Illinois is the latest state hit by a new type of corn disease, bacterial leaf streak, which leads to a progressive development of linear deformations between the veins of corn leaves.
A single positive sample of the disease was detected in a DeKalb County cornfield in the northern part of the state. The U.S. Department of Agriculture confirmed the finding Aug. 29.
Bacterial leaf streak also has been identified in Colorado, Iowa, Kansas, Minnesota, Nebraska, Oklahoma, South Dakota and Texas. So far, only the DeKalb specimen has been detected in Illinois.
The research was conducted by the Animal Plant Health Inspection Service, Illinois Department of Agriculture, Illinois Natural History Survey’s Cooperative Agricultural Pest Survey and the University of Illinois Extension, which offers a community-based commercial agriculture curriculum.
Russ Higgins, a community educator with the university's extension program and a farmer himself, said the new disease poses a whole set of new challenges.
"This new disease is a bacterial disease," Higgins said. "Fungicides will not be effective against it, and really, there's not that much research that has been done to even indicate whether this is going to be a disease that really is going to limit yield to any great extent.
"With current commodity prices and the economics that are involved, and the value of the corn crop right now, we just don't see much in the way of treatments for bacterial diseases," Higgins said.
Higgins said that although little is known yet about bacterial leaf streak, in many cases, its symptoms first appear on the lower leaves before progressing through the plant.
The positive DeKalb sample came from a survey of approximately 340 randomly selected fields across 68 of the state's 102 counties.
Higgins said the region's farming community generally stays well-informed on the latest happenings in the industry --- including any news about mysterious crop ailments such as bacterial leaf streak.

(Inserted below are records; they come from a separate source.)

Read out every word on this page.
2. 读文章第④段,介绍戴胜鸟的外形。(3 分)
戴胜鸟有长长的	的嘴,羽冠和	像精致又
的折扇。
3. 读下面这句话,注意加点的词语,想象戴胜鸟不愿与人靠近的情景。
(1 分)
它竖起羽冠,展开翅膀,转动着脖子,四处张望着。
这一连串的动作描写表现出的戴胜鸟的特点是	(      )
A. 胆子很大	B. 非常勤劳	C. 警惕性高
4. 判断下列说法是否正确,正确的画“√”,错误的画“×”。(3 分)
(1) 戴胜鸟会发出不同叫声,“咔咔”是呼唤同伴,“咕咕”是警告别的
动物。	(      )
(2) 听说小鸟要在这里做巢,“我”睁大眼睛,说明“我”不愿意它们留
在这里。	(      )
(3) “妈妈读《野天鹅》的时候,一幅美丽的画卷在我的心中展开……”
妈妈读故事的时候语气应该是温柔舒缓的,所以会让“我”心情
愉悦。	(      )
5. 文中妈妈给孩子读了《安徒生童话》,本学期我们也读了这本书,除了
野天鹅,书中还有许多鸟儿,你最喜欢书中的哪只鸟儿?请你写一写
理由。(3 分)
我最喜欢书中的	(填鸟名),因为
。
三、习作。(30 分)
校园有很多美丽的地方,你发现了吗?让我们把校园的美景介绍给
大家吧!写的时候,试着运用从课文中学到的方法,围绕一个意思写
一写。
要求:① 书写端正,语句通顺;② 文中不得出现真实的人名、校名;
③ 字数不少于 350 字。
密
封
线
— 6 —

"There are ag newspapers; there are a number of online entities that pick up this information very quickly and disperse it among the ag community, really pretty effectively," Higgins said. "Some of the farming population is a little older, but they've adopted these new technologies, and they're connected really pretty well."
Further research is needed to develop a fuller profile of the disease, including its impact and strategies for long-term management. However, scientists do not currently consider it a health risk to people or animals.